Flash is great, much better than HTML. This is a dynamic and sharp advantage. Unfortunately, spiders use advantage-chasing technology. Remember: Roughly speaking, a search engine spider is equivalent to version 2.0 of a web browser. Spiders are simply unable to interpret the latest technologies such as Flash.
So, even though Flash animations may shock your visitors, they are invisible to search engines. If you're using Flash to spruce up your site a bit, but most of your pages are written in standard HTML, this won't be a problem. But if you've built your entire site using Flash, you'll have a hard time getting it indexed.
Didn't I mention that search engine spiders use weak technology? That's right, they're so low tech that they don't support frames either. If you use frames, the search engine will be able to crawl through your front page containing FRAME tags. But it won't be able to find the individual FRAME tags that might make up the rest of your site.
In this case, you can at least work on the problem by including NOFRAMES on the first page of your site. This section of your page will be invisible to anyone using a browser that supports frames. On the other hand, this does not prevent you from placing content in the NOFRAMES section that search engines can index into their database.

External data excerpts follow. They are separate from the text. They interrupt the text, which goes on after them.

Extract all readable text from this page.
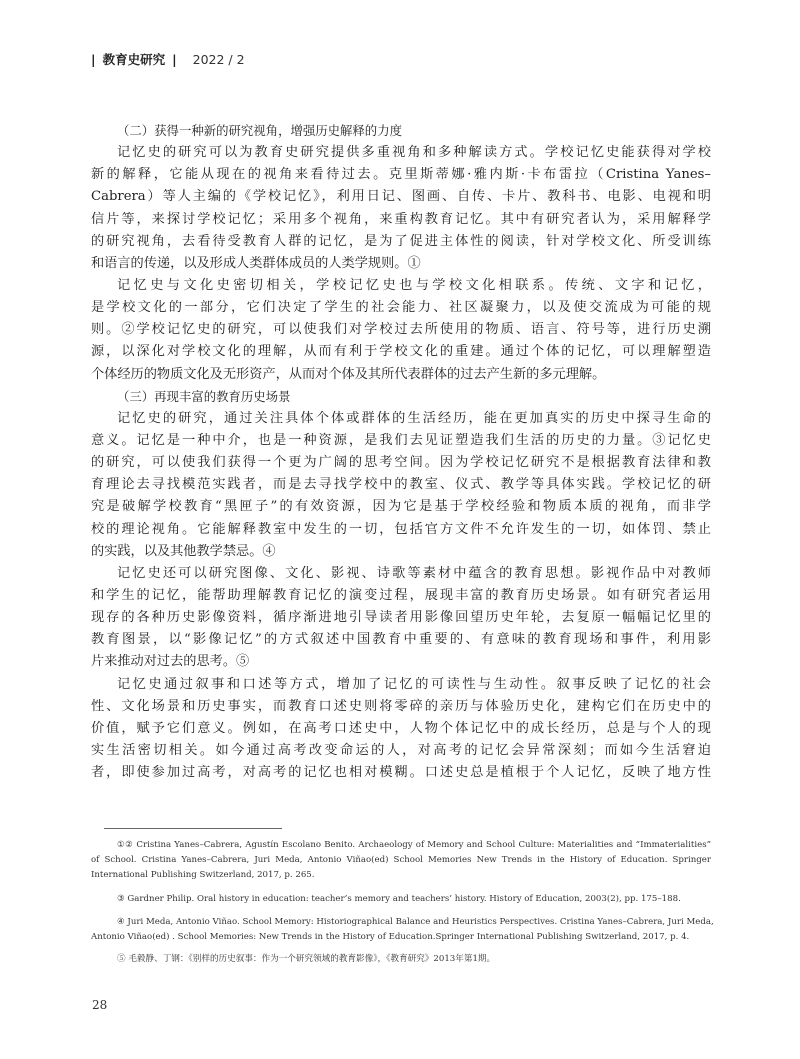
| 教育史研究 | 2022 / 2
（二）获得一种新的研究视角，增强历史解释的力度
记忆史的研究可以为教育史研究提供多重视角和多种解读方式。学校记忆史能获得对学校
新的解释，它能从现在的视角来看待过去。克里斯蒂娜·雅内斯·卡布雷拉（Cristina Yanes–
Cabrera）等人主编的《学校记忆》，利用日记、图画、自传、卡片、教科书、电影、电视和明
信片等，来探讨学校记忆；采用多个视角，来重构教育记忆。其中有研究者认为，采用解释学
的研究视角，去看待受教育人群的记忆，是为了促进主体性的阅读，针对学校文化、所受训练
和语言的传递，以及形成人类群体成员的人类学规则。①
记忆史与文化史密切相关，学校记忆史也与学校文化相联系。传统、文字和记忆，
是学校文化的一部分，它们决定了学生的社会能力、社区凝聚力，以及使交流成为可能的规
则。②学校记忆史的研究，可以使我们对学校过去所使用的物质、语言、符号等，进行历史溯
源，以深化对学校文化的理解，从而有利于学校文化的重建。通过个体的记忆，可以理解塑造
个体经历的物质文化及无形资产，从而对个体及其所代表群体的过去产生新的多元理解。
（三）再现丰富的教育历史场景
记忆史的研究，通过关注具体个体或群体的生活经历，能在更加真实的历史中探寻生命的
意义。记忆是一种中介，也是一种资源，是我们去见证塑造我们生活的历史的力量。③记忆史
的研究，可以使我们获得一个更为广阔的思考空间。因为学校记忆研究不是根据教育法律和教
育理论去寻找模范实践者，而是去寻找学校中的教室、仪式、教学等具体实践。学校记忆的研
究是破解学校教育“黑匣子”的有效资源，因为它是基于学校经验和物质本质的视角，而非学
校的理论视角。它能解释教室中发生的一切，包括官方文件不允许发生的一切，如体罚、禁止
的实践，以及其他教学禁忌。④
记忆史还可以研究图像、文化、影视、诗歌等素材中蕴含的教育思想。影视作品中对教师
和学生的记忆，能帮助理解教育记忆的演变过程，展现丰富的教育历史场景。如有研究者运用
现存的各种历史影像资料，循序渐进地引导读者用影像回望历史年轮，去复原一幅幅记忆里的
教育图景，以“影像记忆”的方式叙述中国教育中重要的、有意味的教育现场和事件，利用影
片来推动对过去的思考。⑤
记忆史通过叙事和口述等方式，增加了记忆的可读性与生动性。叙事反映了记忆的社会
性、文化场景和历史事实，而教育口述史则将零碎的亲历与体验历史化，建构它们在历史中的
价值，赋予它们意义。例如，在高考口述史中，人物个体记忆中的成长经历，总是与个人的现
实生活密切相关。如今通过高考改变命运的人，对高考的记忆会异常深刻；而如今生活窘迫
者，即使参加过高考，对高考的记忆也相对模糊。口述史总是植根于个人记忆，反映了地方性
①② Cristina Yanes–Cabrera, Agustín Escolano Benito. Archaeology of Memory and School Culture: Materialities and “Immaterialities”
of School. Cristina Yanes–Cabrera, Juri Meda, Antonio Viñao(ed) School Memories New Trends in the History of Education. Springer
International Publishing Switzerland, 2017, p. 265.
③ Gardner Philip. Oral history in education: teacher’s memory and teachers’ history. History of Education, 2003(2), pp. 175–188.
④ Juri Meda, Antonio Viñao. School Memory: Historiographical Balance and Heuristics Perspectives. Cristina Yanes–Cabrera, Juri Meda,
Antonio Viñao(ed) . School Memories: New Trends in the History of Education.Springer International Publishing Switzerland, 2017, p. 4.
⑤ 毛毅静、丁钢：《别样的历史叙事：作为一个研究领域的教育影像》，《教育研究》2013年第1期。
28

If you include a NOFRAMES section, take care to include real content there. At a minimum, you should place standard hypertext links (A HREFs) pointing to your individual Frame pages.
Surprisingly, quite often people include a NOFRAMES section that appears to say "This site uses Frame technology. Please improve your browser." If you'd like to experiment, do a Google search for "requires frames." You'll find about 160,000 pages, all of which include the text "this site requires frames." (This site uses Frame technology) Each of these sites has limited search engine visibility.
With www or without www?
My website address is www.keyrelevance.com, but can people access it if they drop "WWW." in the address bar? For most server configurations, the answer is yes, but some say no. Make sure your site works with both www and non-www.
This paper looks at some of the more common reasons that can cause a site to not be indexed. Other factors, such as how you create your web page hierarchy, will also affect how many of your site's pages get indexed by a search engine.
Each of these problems has a solution, and in future articles I will touch on each to help you get more pages indexed.
If you are currently redesigning your site, I want to encourage you to take these notes into account before you breathe life into the site. While each of these search barriers can be removed, it's better to start with search engine friendly development than to fix hundreds of pages after a project is launched.